# SS prop wanted for 25 hp yam on Jon boat



## Dillusion (May 21, 2012)

You need a lower pitch, not a material difference.


----------



## fsae99 (Apr 8, 2010)

Is the cavitation plate level with the bottom of the hull?

No speed increase with RPM increase indicates to low of pitch. If the pitch were to high it would not cavitate on take off it would bog.

Are you sure your prop is not spun?


----------



## cutrunner (Jun 8, 2010)

> Is the cavitation plate level with the bottom of the hull?
> 
> No speed increase with RPM increase indicates to low of pitch. If the pitch were to high it would not cavitate on take off it would bog.
> 
> Are you sure your prop is not spun?


This


----------



## Vbnole (Mar 7, 2012)

Positive the prop is not spun...and yes the caviation plate is perfectly level with the bottom of the boat. I tried that first thinking that was the problem but its perfectly level. 

So lower or higher pitch (Conflicting info above) and what about getting a prop with some cup?


----------



## fsae99 (Apr 8, 2010)

Well the indications are that you need a higher pitch (2 to 1 recommendation).

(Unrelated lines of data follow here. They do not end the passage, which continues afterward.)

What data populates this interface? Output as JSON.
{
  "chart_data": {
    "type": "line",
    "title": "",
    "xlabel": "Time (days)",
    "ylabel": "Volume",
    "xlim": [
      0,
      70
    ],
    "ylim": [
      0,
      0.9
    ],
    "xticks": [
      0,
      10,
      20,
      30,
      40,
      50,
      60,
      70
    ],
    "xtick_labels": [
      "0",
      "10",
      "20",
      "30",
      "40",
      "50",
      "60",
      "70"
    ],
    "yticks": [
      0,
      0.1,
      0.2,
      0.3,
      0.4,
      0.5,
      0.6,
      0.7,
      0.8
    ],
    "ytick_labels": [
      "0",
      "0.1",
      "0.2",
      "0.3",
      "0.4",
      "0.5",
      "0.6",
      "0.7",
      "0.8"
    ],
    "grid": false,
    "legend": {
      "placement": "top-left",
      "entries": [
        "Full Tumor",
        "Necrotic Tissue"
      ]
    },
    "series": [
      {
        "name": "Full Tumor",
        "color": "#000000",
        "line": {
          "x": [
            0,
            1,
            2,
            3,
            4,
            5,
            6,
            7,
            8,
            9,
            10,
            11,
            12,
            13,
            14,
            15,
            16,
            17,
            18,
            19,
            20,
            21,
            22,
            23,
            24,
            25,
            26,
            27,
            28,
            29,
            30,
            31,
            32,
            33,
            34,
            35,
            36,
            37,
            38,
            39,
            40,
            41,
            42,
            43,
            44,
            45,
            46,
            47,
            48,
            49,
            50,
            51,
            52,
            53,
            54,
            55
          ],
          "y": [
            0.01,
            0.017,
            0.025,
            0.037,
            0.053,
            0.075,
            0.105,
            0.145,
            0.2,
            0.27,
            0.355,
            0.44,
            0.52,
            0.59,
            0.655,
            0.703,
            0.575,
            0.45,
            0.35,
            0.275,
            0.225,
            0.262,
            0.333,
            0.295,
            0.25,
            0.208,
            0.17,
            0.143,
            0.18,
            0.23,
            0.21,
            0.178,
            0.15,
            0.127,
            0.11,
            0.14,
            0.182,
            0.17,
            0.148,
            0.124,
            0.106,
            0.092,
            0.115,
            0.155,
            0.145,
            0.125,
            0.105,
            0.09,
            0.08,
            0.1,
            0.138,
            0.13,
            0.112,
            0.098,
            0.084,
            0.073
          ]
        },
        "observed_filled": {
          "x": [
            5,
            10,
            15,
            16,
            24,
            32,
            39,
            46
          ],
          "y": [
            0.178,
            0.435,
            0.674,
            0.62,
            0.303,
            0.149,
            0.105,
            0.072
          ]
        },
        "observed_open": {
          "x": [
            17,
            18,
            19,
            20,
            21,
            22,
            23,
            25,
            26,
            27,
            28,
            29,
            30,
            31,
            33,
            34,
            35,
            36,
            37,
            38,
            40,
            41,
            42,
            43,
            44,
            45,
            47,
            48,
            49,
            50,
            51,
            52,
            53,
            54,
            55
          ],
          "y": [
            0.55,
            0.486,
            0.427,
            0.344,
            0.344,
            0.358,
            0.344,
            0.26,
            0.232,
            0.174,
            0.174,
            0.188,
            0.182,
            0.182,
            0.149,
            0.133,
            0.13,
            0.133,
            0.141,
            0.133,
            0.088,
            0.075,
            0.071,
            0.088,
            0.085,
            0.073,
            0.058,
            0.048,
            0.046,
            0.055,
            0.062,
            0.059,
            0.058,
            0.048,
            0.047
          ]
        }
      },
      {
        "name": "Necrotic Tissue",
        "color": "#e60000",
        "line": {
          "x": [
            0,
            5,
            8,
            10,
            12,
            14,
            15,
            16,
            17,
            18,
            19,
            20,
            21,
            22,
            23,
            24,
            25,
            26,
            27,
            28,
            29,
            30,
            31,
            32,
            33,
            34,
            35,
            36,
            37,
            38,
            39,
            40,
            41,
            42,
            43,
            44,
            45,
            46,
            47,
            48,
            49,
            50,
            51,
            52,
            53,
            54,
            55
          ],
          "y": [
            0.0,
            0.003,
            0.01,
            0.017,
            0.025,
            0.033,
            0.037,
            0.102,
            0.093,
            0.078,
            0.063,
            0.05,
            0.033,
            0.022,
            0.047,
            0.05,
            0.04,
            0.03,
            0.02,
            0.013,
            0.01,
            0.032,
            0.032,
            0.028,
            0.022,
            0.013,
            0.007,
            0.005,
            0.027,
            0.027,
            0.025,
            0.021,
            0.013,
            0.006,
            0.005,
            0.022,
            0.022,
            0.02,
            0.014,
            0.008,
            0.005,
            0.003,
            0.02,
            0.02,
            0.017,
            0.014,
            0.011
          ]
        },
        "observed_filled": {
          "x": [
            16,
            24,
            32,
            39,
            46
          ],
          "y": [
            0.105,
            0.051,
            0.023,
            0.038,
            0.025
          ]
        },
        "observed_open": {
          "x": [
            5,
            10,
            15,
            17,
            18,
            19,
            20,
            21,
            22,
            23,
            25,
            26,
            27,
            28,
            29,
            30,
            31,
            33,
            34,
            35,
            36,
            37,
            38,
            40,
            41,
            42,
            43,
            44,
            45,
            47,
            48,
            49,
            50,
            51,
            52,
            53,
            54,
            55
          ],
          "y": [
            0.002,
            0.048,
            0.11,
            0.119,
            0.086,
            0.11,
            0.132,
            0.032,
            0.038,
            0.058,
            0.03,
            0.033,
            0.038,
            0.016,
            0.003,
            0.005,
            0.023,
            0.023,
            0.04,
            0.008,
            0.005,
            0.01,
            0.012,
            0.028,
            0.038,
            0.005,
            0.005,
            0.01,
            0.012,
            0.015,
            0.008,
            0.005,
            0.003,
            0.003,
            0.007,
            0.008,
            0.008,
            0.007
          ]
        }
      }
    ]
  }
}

However, something just does not sound right and hate for you to spend money on new prop and not have it fix your issue.

Edit: If your prop is completely submerged there is no reason why it should slip so terribly. 

Does the bow raise sharply on take off?

Does this occur the same in rough water and smooth water?

Post some pictures of the stern with prop and cav plate in relationship to bottom of the hull.

Regards,
Jim


----------



## cutrunner (Jun 8, 2010)

You need my prop im selling lol


----------



## Les_Lammers (Feb 17, 2007)

Call Power Tech and see what they recommend for your hull.


----------